Munculnya gerakan-gerakan moral sebagai kontrol sosial terhadap kerja dan kinerja pemerintah dan kebijakan-kebijakan yang digelontorkan, terkadang tidak berpihak pada rakyat yang disebabkan kepentingan dan kebutuhan segelintir orang. Malah yang lebih parah ekspresi-ekspresi yang sipatnya kontrol terhadap kebijakan dan atau program pemerintah yaitu “bersihkan korupsi” dilarang bahkan dinistakan.
Seharusnya Walikota memberikan contoh kepada masyarakat dengan mengedepankan hukum di atas segala galannya, bukannya cuci tangan pada persoalan-persoalan penuntasan hukum diwilayahnya. Sementara negara kita negara hukum dan tentu saja harus menjadi panglima. Semestinya munculnya gerakan-gerakan kontrol sosial dari generasi muda, yang peduli terhadap Tasikmalaya yang Clean Government harus diapresiasi, bukan malah menjadi pesakitan dan dipersalahkan. Aneh memang!
Inilah krisis yang ada di Kota Tasikmalaya. Sudah waktunya pemerintah membuka diri, dengan mengedepankan keberpihakan pada masyarakat, dikongkretkan dengan adanya gerakan bersih-bersih di lembaga yang terindikasi bermasalah. Sudah waktunya hukum kembali pada khitohnya. Demi perbaikan Kota Tasikmalaya yang bersih, profosional dan profesional. Tidak seperti yang beredar di media online menyikapi kasus keranda mayat di TOF (Tasik Oktober Festival), malah dilarang dan atau di jegal. Inilah yang menjadi soal!

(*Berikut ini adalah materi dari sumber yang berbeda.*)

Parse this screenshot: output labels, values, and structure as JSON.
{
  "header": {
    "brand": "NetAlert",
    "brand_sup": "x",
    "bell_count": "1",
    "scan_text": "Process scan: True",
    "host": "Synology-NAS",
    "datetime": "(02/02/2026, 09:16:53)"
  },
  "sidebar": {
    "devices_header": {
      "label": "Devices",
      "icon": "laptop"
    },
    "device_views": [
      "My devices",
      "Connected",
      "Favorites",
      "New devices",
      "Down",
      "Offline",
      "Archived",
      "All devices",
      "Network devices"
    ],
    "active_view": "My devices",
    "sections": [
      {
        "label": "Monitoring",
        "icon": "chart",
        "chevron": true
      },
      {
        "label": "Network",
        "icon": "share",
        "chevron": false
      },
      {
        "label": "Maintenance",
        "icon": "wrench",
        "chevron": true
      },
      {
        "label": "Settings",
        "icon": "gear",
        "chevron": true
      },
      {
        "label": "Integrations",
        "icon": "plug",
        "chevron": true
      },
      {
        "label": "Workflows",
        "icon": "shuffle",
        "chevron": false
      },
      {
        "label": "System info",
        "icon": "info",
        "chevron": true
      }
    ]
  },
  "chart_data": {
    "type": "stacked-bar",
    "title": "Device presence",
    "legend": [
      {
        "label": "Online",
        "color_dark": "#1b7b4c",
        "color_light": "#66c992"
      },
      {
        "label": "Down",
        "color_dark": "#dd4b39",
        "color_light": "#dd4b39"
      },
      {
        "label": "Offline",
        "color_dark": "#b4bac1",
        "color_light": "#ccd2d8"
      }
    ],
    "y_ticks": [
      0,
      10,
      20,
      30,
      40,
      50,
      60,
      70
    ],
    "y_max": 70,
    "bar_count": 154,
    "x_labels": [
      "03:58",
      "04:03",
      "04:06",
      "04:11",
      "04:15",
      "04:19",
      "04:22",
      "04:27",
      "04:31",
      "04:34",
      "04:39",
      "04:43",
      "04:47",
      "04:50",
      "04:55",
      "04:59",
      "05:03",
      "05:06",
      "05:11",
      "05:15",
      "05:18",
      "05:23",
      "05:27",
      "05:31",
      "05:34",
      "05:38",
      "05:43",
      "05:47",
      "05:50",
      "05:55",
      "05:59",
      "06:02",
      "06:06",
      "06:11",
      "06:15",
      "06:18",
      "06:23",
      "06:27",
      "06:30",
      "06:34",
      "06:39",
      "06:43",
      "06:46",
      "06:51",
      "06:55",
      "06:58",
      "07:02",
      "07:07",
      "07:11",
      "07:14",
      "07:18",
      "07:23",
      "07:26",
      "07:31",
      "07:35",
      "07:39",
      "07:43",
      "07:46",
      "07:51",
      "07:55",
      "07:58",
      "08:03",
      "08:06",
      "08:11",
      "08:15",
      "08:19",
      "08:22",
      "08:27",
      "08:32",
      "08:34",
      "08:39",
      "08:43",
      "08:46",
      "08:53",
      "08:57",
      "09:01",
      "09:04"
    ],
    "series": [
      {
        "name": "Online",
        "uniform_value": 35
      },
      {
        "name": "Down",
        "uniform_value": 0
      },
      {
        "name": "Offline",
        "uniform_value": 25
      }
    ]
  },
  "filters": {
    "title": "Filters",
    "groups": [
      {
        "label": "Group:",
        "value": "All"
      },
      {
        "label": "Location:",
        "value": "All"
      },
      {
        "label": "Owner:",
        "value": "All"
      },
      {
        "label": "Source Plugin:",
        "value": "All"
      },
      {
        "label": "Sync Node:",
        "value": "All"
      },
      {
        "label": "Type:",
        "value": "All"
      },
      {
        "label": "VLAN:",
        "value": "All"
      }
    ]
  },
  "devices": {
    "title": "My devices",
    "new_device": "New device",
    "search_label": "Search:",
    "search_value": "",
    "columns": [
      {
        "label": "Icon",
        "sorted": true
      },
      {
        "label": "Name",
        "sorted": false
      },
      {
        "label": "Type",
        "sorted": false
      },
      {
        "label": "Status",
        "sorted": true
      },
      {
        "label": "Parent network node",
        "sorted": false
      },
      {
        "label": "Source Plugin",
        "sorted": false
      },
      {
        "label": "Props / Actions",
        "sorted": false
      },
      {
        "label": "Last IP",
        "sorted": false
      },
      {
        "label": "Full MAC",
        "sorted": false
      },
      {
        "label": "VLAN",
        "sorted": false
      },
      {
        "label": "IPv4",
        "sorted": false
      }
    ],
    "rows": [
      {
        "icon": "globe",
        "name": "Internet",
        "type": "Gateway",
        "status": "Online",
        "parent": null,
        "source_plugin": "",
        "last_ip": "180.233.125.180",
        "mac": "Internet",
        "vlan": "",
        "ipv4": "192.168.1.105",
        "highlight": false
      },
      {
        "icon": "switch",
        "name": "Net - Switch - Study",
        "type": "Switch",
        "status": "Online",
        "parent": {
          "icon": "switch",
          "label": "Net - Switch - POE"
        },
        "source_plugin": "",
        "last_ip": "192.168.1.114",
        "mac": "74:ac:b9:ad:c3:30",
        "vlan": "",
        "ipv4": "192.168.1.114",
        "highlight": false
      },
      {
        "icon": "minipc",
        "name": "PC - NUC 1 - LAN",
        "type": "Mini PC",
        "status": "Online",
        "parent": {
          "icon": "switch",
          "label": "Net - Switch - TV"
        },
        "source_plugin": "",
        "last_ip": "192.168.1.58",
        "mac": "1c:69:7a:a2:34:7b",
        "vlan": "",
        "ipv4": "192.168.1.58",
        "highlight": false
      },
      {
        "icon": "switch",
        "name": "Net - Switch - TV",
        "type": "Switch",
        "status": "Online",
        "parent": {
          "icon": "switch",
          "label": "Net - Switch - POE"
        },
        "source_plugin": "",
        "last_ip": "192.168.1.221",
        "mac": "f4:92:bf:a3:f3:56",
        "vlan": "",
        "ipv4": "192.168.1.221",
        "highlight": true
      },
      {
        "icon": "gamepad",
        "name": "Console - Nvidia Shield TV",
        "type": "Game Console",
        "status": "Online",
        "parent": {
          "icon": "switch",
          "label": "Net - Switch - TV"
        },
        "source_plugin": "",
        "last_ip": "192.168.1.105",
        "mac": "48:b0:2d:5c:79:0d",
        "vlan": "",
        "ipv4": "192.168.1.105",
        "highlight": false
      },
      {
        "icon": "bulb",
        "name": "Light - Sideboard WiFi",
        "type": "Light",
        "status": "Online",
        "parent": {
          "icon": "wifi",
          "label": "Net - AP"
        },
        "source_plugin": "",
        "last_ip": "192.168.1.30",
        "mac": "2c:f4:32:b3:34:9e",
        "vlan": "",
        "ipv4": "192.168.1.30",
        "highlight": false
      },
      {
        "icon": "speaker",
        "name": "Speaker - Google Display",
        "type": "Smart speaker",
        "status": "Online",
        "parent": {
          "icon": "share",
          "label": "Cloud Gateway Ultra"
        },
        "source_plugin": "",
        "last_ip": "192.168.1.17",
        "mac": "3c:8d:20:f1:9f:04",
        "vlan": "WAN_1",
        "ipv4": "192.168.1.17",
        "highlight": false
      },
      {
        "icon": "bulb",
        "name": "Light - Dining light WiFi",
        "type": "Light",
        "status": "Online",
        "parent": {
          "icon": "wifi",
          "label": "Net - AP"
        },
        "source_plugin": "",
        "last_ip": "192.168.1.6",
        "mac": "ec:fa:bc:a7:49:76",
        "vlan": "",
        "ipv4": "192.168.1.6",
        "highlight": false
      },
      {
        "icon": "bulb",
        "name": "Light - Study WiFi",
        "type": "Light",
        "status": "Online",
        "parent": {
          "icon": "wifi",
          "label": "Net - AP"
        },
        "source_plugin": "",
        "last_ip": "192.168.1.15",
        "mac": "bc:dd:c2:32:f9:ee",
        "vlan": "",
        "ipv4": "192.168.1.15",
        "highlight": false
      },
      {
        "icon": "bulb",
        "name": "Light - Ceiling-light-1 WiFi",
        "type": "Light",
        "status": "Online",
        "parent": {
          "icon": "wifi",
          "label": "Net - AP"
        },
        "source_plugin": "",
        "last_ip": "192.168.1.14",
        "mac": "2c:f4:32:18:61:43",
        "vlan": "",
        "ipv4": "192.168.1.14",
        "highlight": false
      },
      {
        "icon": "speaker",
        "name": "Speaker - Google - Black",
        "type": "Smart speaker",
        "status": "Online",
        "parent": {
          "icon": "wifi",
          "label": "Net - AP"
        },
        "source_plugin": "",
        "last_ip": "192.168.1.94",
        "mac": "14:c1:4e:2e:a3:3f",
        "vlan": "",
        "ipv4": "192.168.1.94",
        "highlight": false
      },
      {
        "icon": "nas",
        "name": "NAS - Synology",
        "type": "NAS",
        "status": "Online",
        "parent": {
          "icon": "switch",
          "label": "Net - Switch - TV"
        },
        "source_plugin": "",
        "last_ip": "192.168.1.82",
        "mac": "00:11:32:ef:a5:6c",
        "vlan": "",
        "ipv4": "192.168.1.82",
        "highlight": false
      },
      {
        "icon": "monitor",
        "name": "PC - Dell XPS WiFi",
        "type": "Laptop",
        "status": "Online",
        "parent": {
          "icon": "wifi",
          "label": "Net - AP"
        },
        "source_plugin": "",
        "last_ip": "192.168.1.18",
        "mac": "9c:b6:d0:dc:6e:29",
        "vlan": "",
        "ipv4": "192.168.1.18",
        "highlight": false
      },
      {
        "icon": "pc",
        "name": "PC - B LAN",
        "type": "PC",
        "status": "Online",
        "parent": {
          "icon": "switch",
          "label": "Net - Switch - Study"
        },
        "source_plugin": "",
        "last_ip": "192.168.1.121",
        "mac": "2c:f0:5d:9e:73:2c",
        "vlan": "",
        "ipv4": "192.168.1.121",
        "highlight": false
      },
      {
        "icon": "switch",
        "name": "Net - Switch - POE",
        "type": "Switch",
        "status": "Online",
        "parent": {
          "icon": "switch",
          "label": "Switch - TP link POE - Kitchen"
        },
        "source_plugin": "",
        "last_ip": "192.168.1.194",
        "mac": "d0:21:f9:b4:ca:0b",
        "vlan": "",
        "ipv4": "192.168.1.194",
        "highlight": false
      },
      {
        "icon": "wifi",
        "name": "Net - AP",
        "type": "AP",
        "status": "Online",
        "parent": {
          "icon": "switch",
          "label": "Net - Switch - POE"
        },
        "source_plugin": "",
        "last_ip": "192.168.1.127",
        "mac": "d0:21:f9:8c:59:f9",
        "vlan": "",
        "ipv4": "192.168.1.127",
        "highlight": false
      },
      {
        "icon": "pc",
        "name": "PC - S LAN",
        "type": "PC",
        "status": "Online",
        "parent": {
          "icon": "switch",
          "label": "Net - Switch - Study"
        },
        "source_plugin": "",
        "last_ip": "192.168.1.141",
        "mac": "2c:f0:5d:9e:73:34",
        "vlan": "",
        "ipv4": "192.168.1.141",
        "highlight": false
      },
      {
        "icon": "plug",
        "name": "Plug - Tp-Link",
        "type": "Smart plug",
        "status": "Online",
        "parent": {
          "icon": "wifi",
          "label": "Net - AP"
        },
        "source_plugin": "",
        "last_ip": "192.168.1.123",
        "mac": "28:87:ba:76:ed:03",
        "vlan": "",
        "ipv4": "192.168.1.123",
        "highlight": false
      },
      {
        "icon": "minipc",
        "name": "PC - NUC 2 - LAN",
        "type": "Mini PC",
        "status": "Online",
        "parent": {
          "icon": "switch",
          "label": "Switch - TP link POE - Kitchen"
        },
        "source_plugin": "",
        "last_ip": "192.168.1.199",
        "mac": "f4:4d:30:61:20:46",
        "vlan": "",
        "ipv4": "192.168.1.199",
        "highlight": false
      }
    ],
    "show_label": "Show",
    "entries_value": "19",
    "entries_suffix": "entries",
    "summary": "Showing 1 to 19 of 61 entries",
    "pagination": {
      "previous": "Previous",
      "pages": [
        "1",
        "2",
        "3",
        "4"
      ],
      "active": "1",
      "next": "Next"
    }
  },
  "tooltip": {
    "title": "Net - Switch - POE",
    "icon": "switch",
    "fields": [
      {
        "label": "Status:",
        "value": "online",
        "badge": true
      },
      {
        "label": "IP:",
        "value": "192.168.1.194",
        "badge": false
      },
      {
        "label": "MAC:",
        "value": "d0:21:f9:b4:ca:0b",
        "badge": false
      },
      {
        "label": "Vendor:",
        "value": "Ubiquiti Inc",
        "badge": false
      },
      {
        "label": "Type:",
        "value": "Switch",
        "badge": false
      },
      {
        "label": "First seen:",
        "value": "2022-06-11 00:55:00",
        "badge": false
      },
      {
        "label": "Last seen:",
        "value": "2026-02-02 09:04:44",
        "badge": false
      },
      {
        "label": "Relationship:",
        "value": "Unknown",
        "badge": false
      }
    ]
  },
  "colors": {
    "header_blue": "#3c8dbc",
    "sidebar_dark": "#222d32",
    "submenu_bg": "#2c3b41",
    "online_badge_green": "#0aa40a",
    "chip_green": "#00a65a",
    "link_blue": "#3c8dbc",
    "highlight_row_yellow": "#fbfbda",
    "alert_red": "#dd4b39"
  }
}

Padahal sebetulnya gerakan itu sebenarnya sebuah ekspresi demi kota Tasikmalya yang bersih dari korupsi. Sepertinya lebih elegan kalau ekspresi semacam itu direnungi dan dijadikan cambuk untuk lebih menata diri supaya lebih baik dalam mengayomi, apalagi ini meruapakan salah satu ekspresi masyarakat Kota Tasikmlaya. Bukankah TOF itu milik masyarakat Kota Tasikmalaya!
Gerakan “nyeleneh” mungkin akumulasi dari berbagai persoalan-persoalan yang menyangkut hukum di Tasikmalaya yang belum tuntas atau berniat tidak dituntaskan. Persoaln ini sudah timbul beberapa tahun ke belakang dalam pemerintahan Walikota Bapak Budi Budiman. Pertanyaannya apakah kepemimpinan periode kedua Budi Budiman akan tetap sama atau ada perubahan, mari kita lihat bersama!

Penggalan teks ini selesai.